An example of the Nameless’s role in artists’ careers is End Construction, the songwriters’ collective of Ellis Paul, Jim Infantino, Jon Svetkey and Brian Doser, who played their first show as End Construction at the Nameless in April 1989. They recorded an album, Resume Speed, and were able to sell out Passim for the release concert the following year. Infantino returned to the Nameless as recently as 2014 with his band Jim’s Big Ego, and Svetkey returned that same year, with wife/singing partner Heather Quay, to participate in a Pete Seeger tribute.

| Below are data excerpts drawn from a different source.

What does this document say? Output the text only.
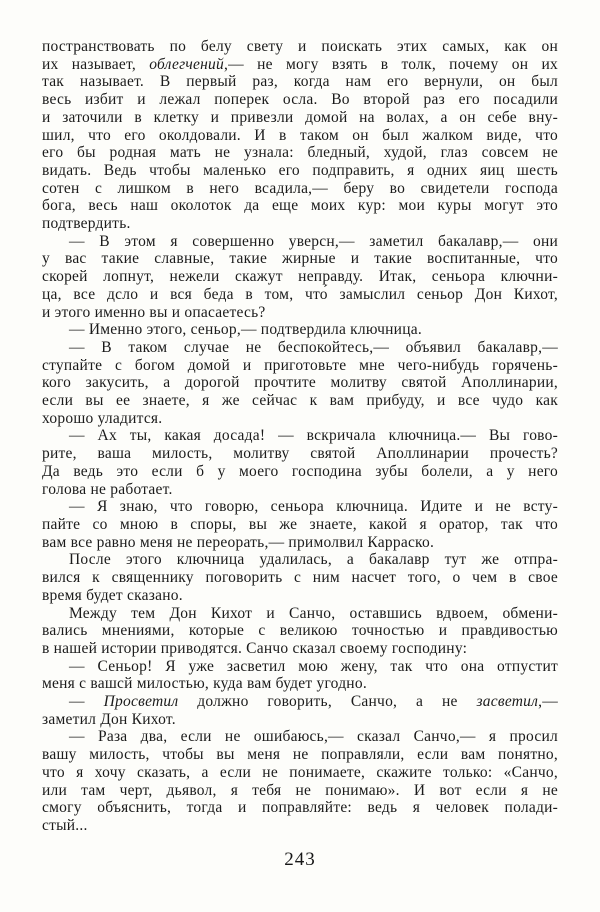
постранствовать по белу свету и поискать этих самых, как он
их называет, облегчений,— не могу взять в толк, почему он их
так называет. В первый раз, когда нам его вернули, он был
весь избит и лежал поперек осла. Во второй раз его посадили
и заточили в клетку и привезли домой на волах, а он себе вну-
шил, что его околдовали. И в таком он был жалком виде, что
его бы родная мать не узнала: бледный, худой, глаз совсем не
видать. Ведь чтобы маленько его подправить, я одних яиц шесть
сотен с лишком в него всадила,— беру во свидетели господа
бога, весь наш околоток да еще моих кур: мои куры могут это
подтвердить.
— В этом я совершенно уверсн,— заметил бакалавр,— они
у вас такие славные, такие жирные и такие воспитанные, что
скорей лопнут, нежели скажут неправду. Итак, сеньора ключни-
ца, все дсло и вся беда в том, что́ замыслил сеньор Дон Кихот,
и этого именно вы и опасаетесь?
— Именно этого, сеньор,— подтвердила ключница.
— В таком случае не беспокойтесь,— объявил бакалавр,—
ступайте с богом домой и приготовьте мне чего-нибудь горячень-
кого закусить, а дорогой прочтите молитву святой Аполлинарии,
если вы ее знаете, я же сейчас к вам прибуду, и все чудо как
хорошо уладится.
— Ах ты, какая досада! — вскричала ключница.— Вы гово-
рите, ваша милость, молитву святой Аполлинарии прочесть?
Да ведь это если б у моего господина зубы болели, а у него
голова не работает.
— Я знаю, что говорю, сеньора ключница. Идите и не всту-
пайте со мною в споры, вы же знаете, какой я оратор, так что
вам все равно меня не переорать,— примолвил Карраско.
После этого ключница удалилась, а бакалавр тут же отпра-
вился к священнику поговорить с ним насчет того, о чем в свое
время будет сказано.
Между тем Дон Кихот и Санчо, оставшись вдвоем, обмени-
вались мнениями, которые с великою точностью и правдивостью
в нашей истории приводятся. Санчо сказал своему господину:
— Сеньор! Я уже засветил мою жену, так что она отпустит
меня с вашсй милостью, куда вам будет угодно.
— Просветил должно говорить, Санчо, а не засветил,—
заметил Дон Кихот.
— Раза два, если не ошибаюсь,— сказал Санчо,— я просил
вашу милость, чтобы вы меня не поправляли, если вам понятно,
что я хочу сказать, а если не понимаете, скажите только: «Санчо,
или там черт, дьявол, я тебя не понимаю». И вот если я не
смогу объяснить, тогда и поправляйте: ведь я человек полади-
стый...
243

In the 1990s it became increasingly difficult to attract crowds, as Club Passim, reorganized as a non-profit, began presenting folk concerts seven nights a week. The Nameless cut back to a weekly, and then monthly, schedule. Highlights still occurred, and artists such as Hewitt Huntwork, Michael Troy, Susan Levine and All About Buford used the Nameless to launch successful careers. The Nameless was also the setting for a key scene in the novel In Hoboken by folksinger/author Christian Bauman, who returned to read at the Nameless’s 2013 Folk Author night. The last official Nameless performance, as of this writing, was in December 2015, with Dean Stevens, Terry Kitchen, and Deborah Silverstein (joined by Eric Kilburn, an early Nameless volunteer) presenting a Winter’s Eve concert, and encoring with Dylan’s “I Shall Be Released.”

The Nameless Coffeehouse may not be best remembered for the relatively few performers who “made it” beyond the Nameless stage, but for the hundreds of performers and volunteers who made up the Nameless community for most of five decades, and for the thousands of audience members who got to hear live folk music, for little or no cost, in the heart of Harvard Square. The Nameless also made an effort to include students from the Perkins School and others with special needs as both audience members and volunteers, and no one who attended a Nameless show will ever forget having to fold and stack their chair at the end of the evening.